Swádhyáya é o estudo da metafísica do Yoga e de si próprio; abrange não apenas o autoconhecimento através da reflexão sobre a sabedoria das escrituras (shástras), mas também a aplicação prática desse conhecimento. O swádhyáya alarga os horizontes do intelecto, enriquece e estimula a prática. O japa, a repetição de um mantra com fins de meditação, também pode considerar-se swádhyáya. Diz o Vishnu Purána, VI:6.2: 'do estudo deve-se passar ao Yoga. Do Yoga deve-se passar ao estudo. Pela perfeição no estudo e no Yoga, a Consciência Suprema se manifesta. O estudo é um olho com o qual o Ser se percebe. O Yoga é o outro.'

Íshvara pranidhána, é a consagração a Íshvara (Senhor), entendido como o arquétipo do yogi, o modelo ideal a ser seguido pelo praticante. Íshvara pranidhána também significa entregar as ações e seus frutos a uma vontade superior à própria. Pode entender-se como auto-aceitação no momento presente ou ainda como serviço à Humanidade. A Bhagavad Gítá diz que 'o seu dever é agir, sem procurar recompensas pelo que você faz'.

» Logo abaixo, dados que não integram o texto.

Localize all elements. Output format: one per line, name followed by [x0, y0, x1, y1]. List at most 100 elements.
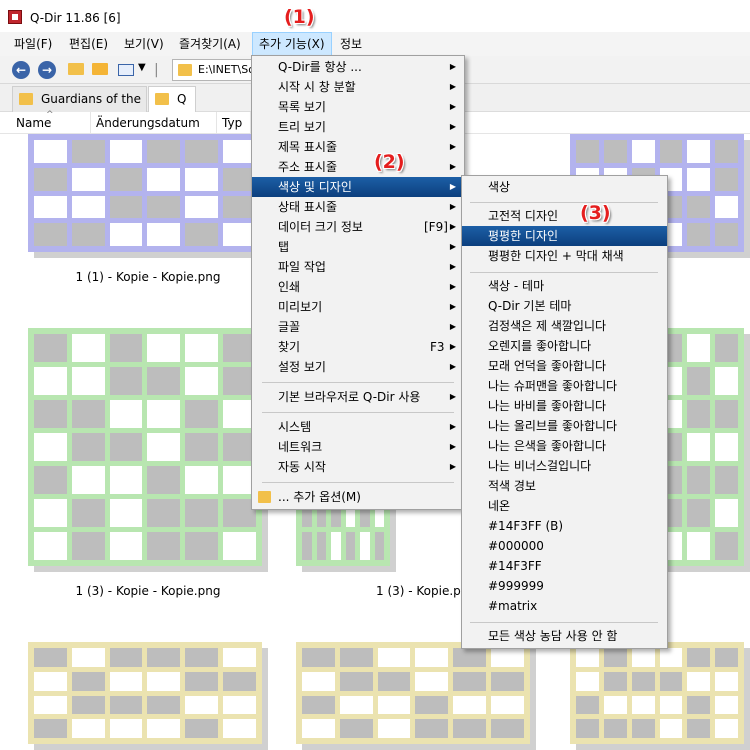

Sankalpa: colocando em prática seu dharma pessoal
Sankalpa significa resolução. É uma frase curta, concisa, clara e altamente evocativa. Tem o objetivo de potencializar algum aspecto positivo da personalidade, em nível subconsciente.

O sankalpa penetra no subconsciente, fortalecendo a estrutura da mente e despertando as forças latentes que facilitarão a realização dos nossos objetivos. Consiste em ativar as qualidades positivas que existem dentro de todos nós mas que permanecem bloqueadas no subconsciente. Isso dará uma direção mais adequada à nossa existência.

É preciso fazer um auto-exame para identificar nossa principal carência e evocar vividamente aquilo que queremos atualizar e melhorar. Embora o sankalpa se faça mentalmente, ele começa no coração.

É uma frase curta, mas carregada de significação. Deve manter-se por dez a quinze sessões sucessivas de meditação ou de yoganidrá, e repetir-se pelo menos três vezes ao iniciar e três ao finalizar a prática. Devem ser poucas palavras, e sempre as mesmas, para fixá-las no pensamento: uma frase curta, do gênero desperto a minha kundaliní, ou lembro sempre que precisar. Deve ser positivo ? por exemplo, estou saudável ao invés de não estou doente. Deve conjugar-se sempre no presente. Se você pensar no futuro, nunca vai conseguir o seu sankalpa, porque a mente subconsciente só entende o presente.

Como você deve estabelecer o seu sankalpa em função da sua necessidade, é preciso em primeiro lugar ver qual é essa necessidade. Para ter isso claro, nada melhor do que uma boa auto-análise, profunda e sincera, que sirva para identificar os aspectos mais marcantes da própria personalidade e detectar os erros mais graves cometidos nos últimos tempos. Feito isso, o sankalpa se estabelece com base nas atitudes opostas àquelas que se precisa eliminar. O sankalpa pode trabalhar nos níveis físico, vital, emocional ou mental, dependendo da sua necessidade.

Alguns exemplos de sankalpa:

1. confio em mim;
2. harmonia física e mental;
3. o sucesso me acompanha em todos os empreendimentos;
4. desenvolvo o meu potencial espiritual.

Repita o sankalpa com vontade, fé, sentimento pleno e consciência.

No final do dia, é bom olhar para o dia que passou para refletir sobre seus desafios. Cada erro é uma lição, cada conquista um aprofundamento do entendimento.